Les Transports Brevet forment et embauchent un conducteur sourd

Une candidature inattendue
Implantée à Villars-les-Dombes (Ain) à mi-chemin entre Lyon et Bourg-en-Bresse, la société Brevet est spécialisée dans les transports frigorifiques. Elle emploie 250 collaborateurs dont 170 conducteurs qui se répartissent entre les longues distances (national) et le service de messagerie régional. « Comme toutes les entreprises de transport, nous avons des difficultés à recruter, explique Nicolas Brevet, le PDG de l’entreprise. Cela nous conduit à élargir au maximum les bases du recrutement traditionnel afin de trouver des candidats motivés. »
C’est via Cap emploi 71 que la société de transport croise la route de Stéphane. Demandeur d’emploi sourd de naissance, il est en phase de définition de son projet professionnel et souhaite devenir chauffeur routier. Début 2018, son référent de parcours le présente à l’entreprise en vue d’une période d’immersion. Un peu plus d’un an plus tard, il est embauché en CDI à l’issue d’une période de formation. « Je crois qu’il y a à peine 25 chauffeurs de poids lourds sourds en France. Avec l’exemple de Stéphane*, nous sommes très fiers de montrer que c’est possible, s’enthousiasme Nicolas Brevet. Au début, on trouve ça un peu fou et puis on se rend compte que c’est tout à fait réalisable dès l’instant où il y a une envie et un engagement de toutes les parties prenantes. Ce qui a été le cas. »
Un contrat de professionnalisation de 6 mois
Lorsqu’il arrive dans l’entreprise, Stéphane est accompagné dans le cadre d’un Dispositif Amont de la Qualification (DAQ), propre à la région Bourgogne-Franche-Comté. Il réalise tout d’abord un stage
d’immersion d’un mois pour découvrir le métier et valider son projet. « Il était en binôme avec une conductrice, note Nicolas Brevet. La communication est passée dès le premier jour. Avant même qu’il y ait des aménagements, chacun bricole à sa manière. C’est une expérience vraiment étonnante. »
A l’issue de cette première étape, l’entreprise propose à Stéphane un contrat de professionnalisation d’une durée de 4,5 mois, qui sera par la suite prolongée de moitié. Financée par l’OPCO Mobilité, avec un financement Agefiph en complément des aides de l’Etat, cette formation en alternance lui permet d’obtenir avec brio ses titres professionnels (« Camion porteur 19 tonnes » et « Tous véhicules 44 tonnes »). Sitôt sa formation terminée, il passe en CDD pour être finalement confirmé en CDI quelques mois plus tard.
Au sein de l’entreprise, Stéphane officie d’abord comme « conducteur de cour » : il est chargé de la manipulation des véhicules en interne.
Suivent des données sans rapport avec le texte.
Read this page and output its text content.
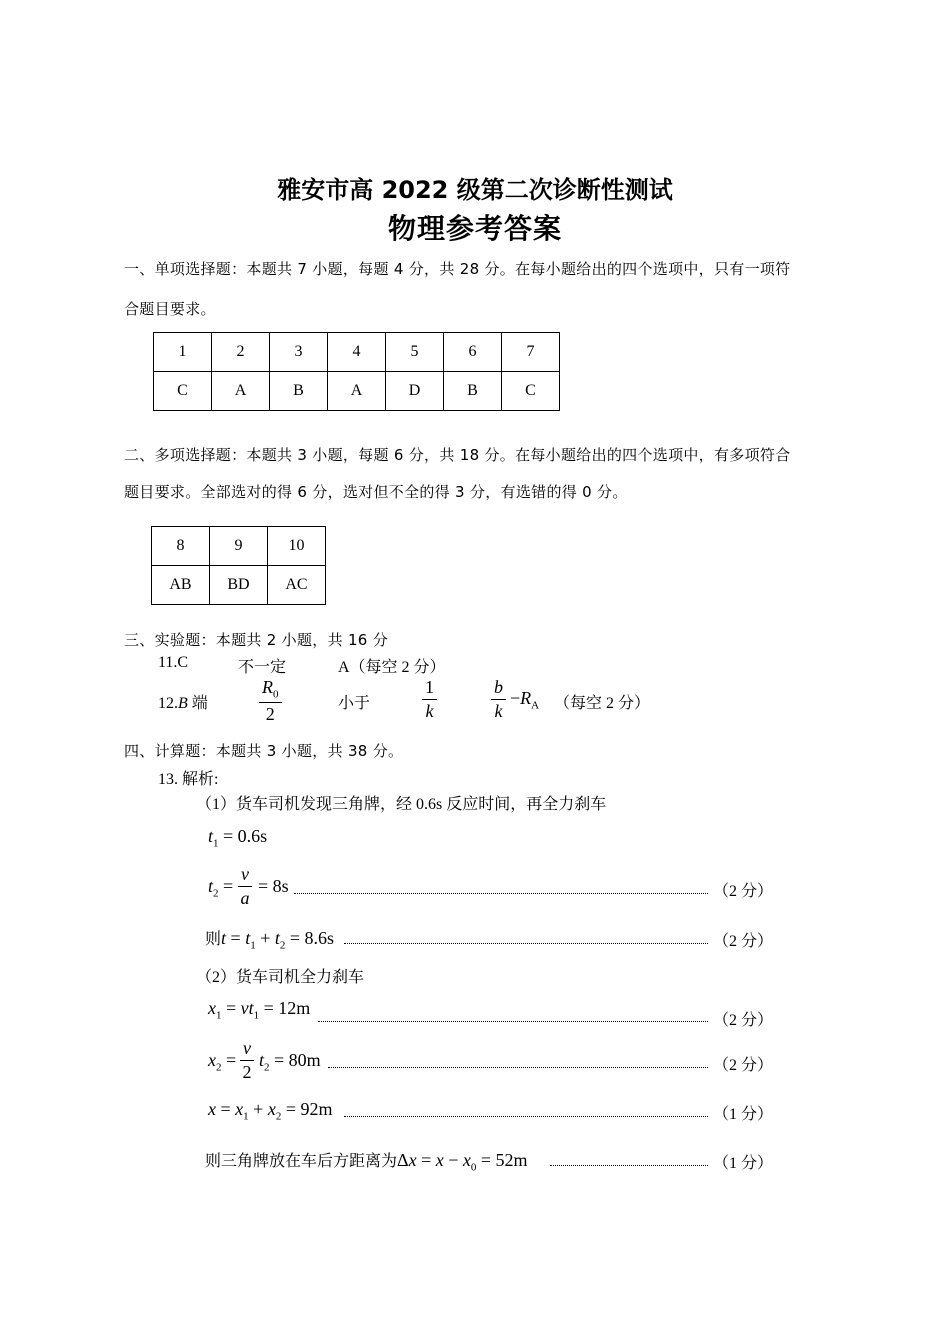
雅安市高 2022 级第二次诊断性测试
物理参考答案
一、单项选择题：本题共 7 小题，每题 4 分，共 28 分。在每小题给出的四个选项中，只有一项符
合题目要求。
1	2	3	4	5	6	7
C	A	B	A	D	B	C
二、多项选择题：本题共 3 小题，每题 6 分，共 18 分。在每小题给出的四个选项中，有多项符合
题目要求。全部选对的得 6 分，选对但不全的得 3 分，有选错的得 0 分。
8	9	10
AB	BD	AC
三、实验题：本题共 2 小题，共 16 分
11.C	不一定	A（每空 2 分）
12.B 端
$R_0$
2
小于
1
k
b
k
$-R_A$ （每空 2 分）
四、计算题：本题共 3 小题，共 38 分。
13. 解析:
（1）货车司机发现三角牌，经 0.6s 反应时间，再全力刹车
$t_1 = 0.6s$
$t_2$ =
v
a
= 8s	（2 分）
则$t = t_1 + t_2 = 8.6s$	（2 分）
（2）货车司机全力刹车
$x_1 = vt_1 = 12m$
（2 分）
$x_2$ =
v
2
$t_2 = 80m$	（2 分）
$x = x_1 + x_2 = 92m$	（1 分）
则三角牌放在车后方距离为$\Delta x = x - x_0 = 52m$	（1 分）
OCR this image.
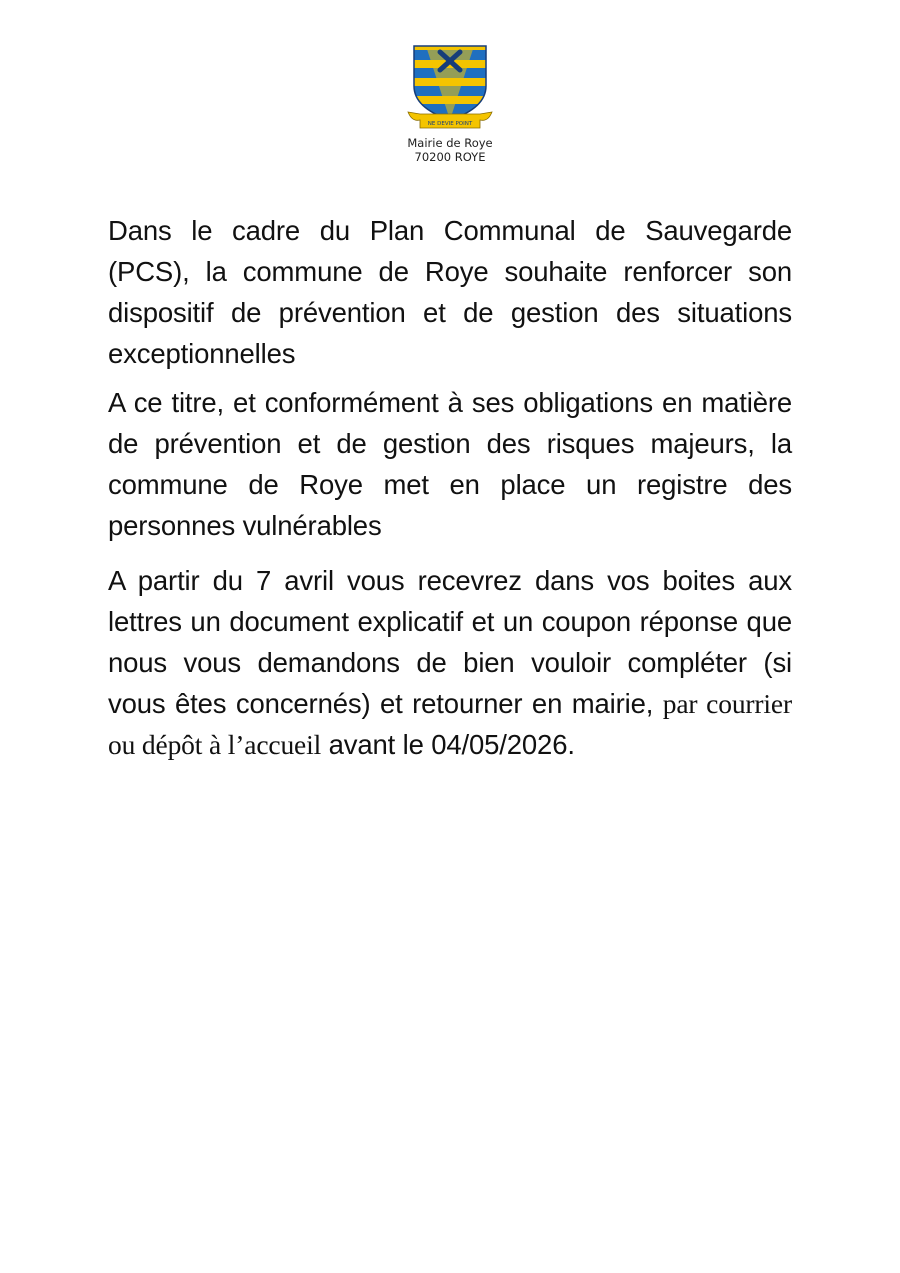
NE DEVIE POINT
Mairie de Roye
70200 ROYE

Dans le cadre du Plan Communal de Sauvegarde (PCS), la commune de Roye souhaite renforcer son dispositif de prévention et de gestion des situations exceptionnelles

A ce titre, et conformément à ses obligations en matière de prévention et de gestion des risques majeurs, la commune de Roye met en place un registre des personnes vulnérables

A partir du 7 avril vous recevrez dans vos boites aux lettres un document explicatif et un coupon réponse que nous vous demandons de bien vouloir compléter (si vous êtes concernés) et retourner en mairie, par courrier ou dépôt à l’accueil avant le 04/05/2026.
Puis il est affecté à des livraisons chez un client unique qui est prévenu et sensibilisé. « L’accueil a été excellent !, se souvient son employeur. Le premier jour, une affiche de bienvenue avait été préparée à son intention sur le quai ! » Progressivement, les tournées de Stéphane sont élargies à d’autres clients.
Un conducteur comme les autres
Dès le début de son parcours, le futur chauffeur bénéficie d’une Prestation d’appui spécifique financée par l’Agefiph : elle consiste en un accompagnement par une association spécialisée, l’Urapeda, qui mobilise notamment des interprètes en langue des signes pendant la formation puis, plus ponctuellement, une fois le salarié en poste.
Stéphane est par ailleurs équipé d’un dispositif qui lui permet de lancer un appel d’urgence en cas de problème sans avoir à quitter sa cabine. Il a également accès au service Tadéo grâce auquel il peut passer des appels téléphoniques à tout moment via un service d’interprétariat à distance. « Au début, il avait demandé un blouson avec un logo indiquant qu’il était malentendant mais il l’a très vite abandonné parce qu’il a très vite été connu chez les clients mais aussi parce qu’il a pris confiance », rapporte son employeur. Stéphane travaille aujourd’hui au national. Pour Nicolas Brevet, c’est un conducteur comme les autres qui travaille de façon autonome et n’a jamais rencontré de difficulté particulière en raison de handicap.
* Le nom de la personne a été modifié.
TÉMOIGNAGE
Nicolas Brevet, PDG
« On se rend vite compte qu’il y a des moyens et des partenaires pour y arriver »
Embaucher un conducteur sourd peu apparaître un peu compliqué au départ car il faut mettre en place un certain nombre de choses mais on se rend vite compte qu’il y a des moyens pour y arriver et des partenaires qui se mobilisent autour de vous. Dans le cas de Stéphane, il y a un vrai retour pour l’entreprise en termes d’engagement, d’autonomie, de fiabilité.